I took the time to seek out mentors and learn about investing. There are do many programs out there and so many people willing to take your money for their self proclaimed programs. But I was able to find a millionaire to learn from who is real, transparent, available, and smart enough to break down all the asset classes.


For so long, I had felt I had no control over my money and wasn't able to even have savings as I was living paycheck to paycheck as a single mom. I believed other people deserved money and that I just was never going to be one of those people. But when I took this investing journey, I began to change my mindset and increasing my financial net worth to as high as possible became my new goal. I started believing I deserved money and success, no matter what race, gender or my story. With all this knowledge, I am now on my way to building my first million. I pinch myself all the time realizing I'm in a part of my life I never thought I would be or deserved.
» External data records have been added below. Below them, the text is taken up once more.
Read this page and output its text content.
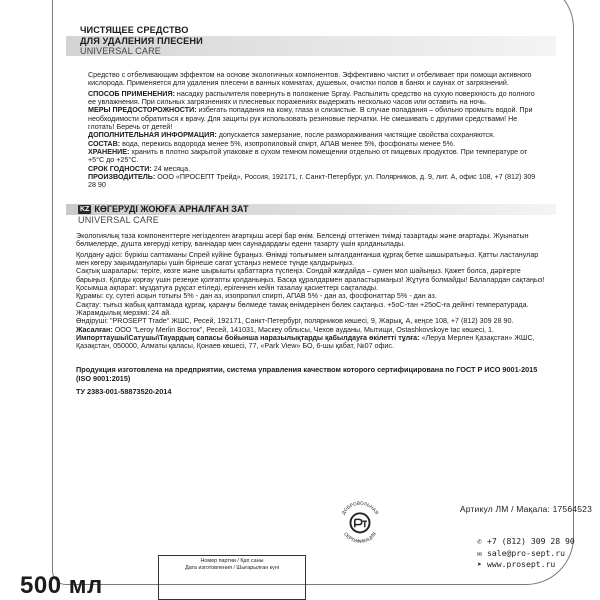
ЧИСТЯЩЕЕ СРЕДСТВО
ДЛЯ УДАЛЕНИЯ ПЛЕСЕНИ
UNIVERSAL CARE

Средство с отбеливающим эффектом на основе экологичных компонентов. Эффективно чистит и отбеливает при помощи активного кислорода. Применяется для удаления плесени в ванных комнатах, душевых, очистки полов в банях и саунах от загрязнений.

СПОСОБ ПРИМЕНЕНИЯ: насадку распылителя повернуть в положение Spray. Распылить средство на сухую поверхность до полного ее увлажнения. При сильных загрязнениях и плесневых поражениях выдержать несколько часов или оставить на ночь.

МЕРЫ ПРЕДОСТОРОЖНОСТИ: избегать попадания на кожу, глаза и слизистые. В случае попадания – обильно промыть водой. При необходимости обратиться к врачу. Для защиты рук использовать резиновые перчатки. Не смешивать с другими средствами! Не глотать! Беречь от детей!

ДОПОЛНИТЕЛЬНАЯ ИНФОРМАЦИЯ: допускается замерзание, после размораживания чистящие свойства сохраняются.

СОСТАВ: вода, перекись водорода менее 5%, изопропиловый спирт, АПАВ менее 5%, фосфонаты менее 5%.

ХРАНЕНИЕ: хранить в плотно закрытой упаковке в сухом темном помещении отдельно от пищевых продуктов. При температуре от +5°C до +25°C.

СРОК ГОДНОСТИ: 24 месяца.

ПРОИЗВОДИТЕЛЬ: ООО «ПРОСЕПТ Трейд», Россия, 192171, г. Санкт-Петербург, ул. Полярников, д. 9, лит. А, офис 108, +7 (812) 309 28 90

KZ КӨГЕРУДІ ЖОЮҒА АРНАЛҒАН ЗАТ
UNIVERSAL CARE

Экологиялық таза компоненттерге негізделген ағартқыш әсері бар өнім. Белсенді оттегімен тиімді тазартады және ағартады. Жуынатын бөлмелерде, душта көгеруді кетіру, ваннадар мен саунадардағы еденн тазарту үшін қолданылады.

Қолдану әдісі: бүрікіш саптаманы Спрей күйіне бұраңыз. Өнімді толығымен ылғалданғанша құрғақ бетке шашыратыңыз. Қатты ластанулар мен көгеру зақымданулары үшін бірнеше сағат ұстаңыз немесе түнде қалдырыңыз.

Сақтық шаралары: теріге, көзге және шырышты қабаттарға түспеңіз. Сондай жағдайда – сумен мол шайыңыз. Қажет болса, дәрігерге барыңыз. Қолды қорғау үшін резеңке қолғапты қолданыңыз. Басқа құралдармен араластырмаңыз! Жұтуға болмайды! Балалардан сақтаңыз!

Қосымша ақпарат: мұздатуға рұқсат етіледі, ерігеннен кейін тазалау қасиеттері сақталады.

Құрамы: су, сутегі асқын тотығы 5% - дан аз, изопропил спирті, АПАВ 5% - дан аз, фосфонаттар 5% - дан аз.

Сақтау: тығыз жабық қаптамада құрғақ, қараңғы бөлмеде тамақ өнімдерінен бөлек сақтаңыз. +5оС-тан +25оС-ға дейінгі температурада.

Жарамдылық мерзімі: 24 ай.

Өндіруші: "PROSEPT Trade" ЖШС, Ресей, 192171, Санкт-Петербург, полярников көшесі, 9, Жарық, А, кеңсе 108, +7 (812) 309 28 90.

Жасалған: ООО "Leroy Merlin Восток", Ресей, 141031, Мәскеу облысы, Чехов ауданы, Мытищи, Ostashkovskoye tac көшесі, 1.

Импорттаушы\Сатушы\Тауардың сапасы бойынша наразылықтарды қабылдауға өкілетті тұлға: «Леруа Мерлен Қазақстан» ЖШС, Қазақстан, 050000, Алматы қаласы, Қонаев көшесі, 77, «Park View» БО, 6-шы қабат, №07 офис.

Продукция изготовлена на предприятии, система управления качеством которого сертифицирована по ГОСТ Р ИСО 9001-2015 (ISO 9001:2015)
ТУ 2383-001-58873520-2014
Артикул ЛМ / Мақала: 17564523
500 мл
Номер партии / Қап саны
Дата изготовления / Шығарылған күні
ДОБРОВОЛЬНАЯ
СЕРТИФИКАЦИЯ
✆ +7 (812) 309 28 90
✉ sale@pro-sept.ru
➤ www.prosept.ru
So now. I know I deserve the wealth and all the good things in life. I know I can achieve anything I want. I won't let anybody stop me anymore or get in the way of achieving my vision and dreams. I don't tolerate negativity or drainbows. The limit is beyond the sky. And a Lambo and being the first Asian American woman billionaire sounds like a pretty damn good place to be.

If you could change one thing about your industry, what would it be and why?


I would change the attitude and treatment of mental health issues in the workplace. I don't think we allow people to admit when they have mental health issues or acknowledge that sometimes we go beyond our limits into a tough mental space.


I would like to see more access to coping tools, as well as education on mental health and stress. When we can remove the stigma of mental health, we can be a better-prepared society to allow people to have meaningful work and have work/life harmony.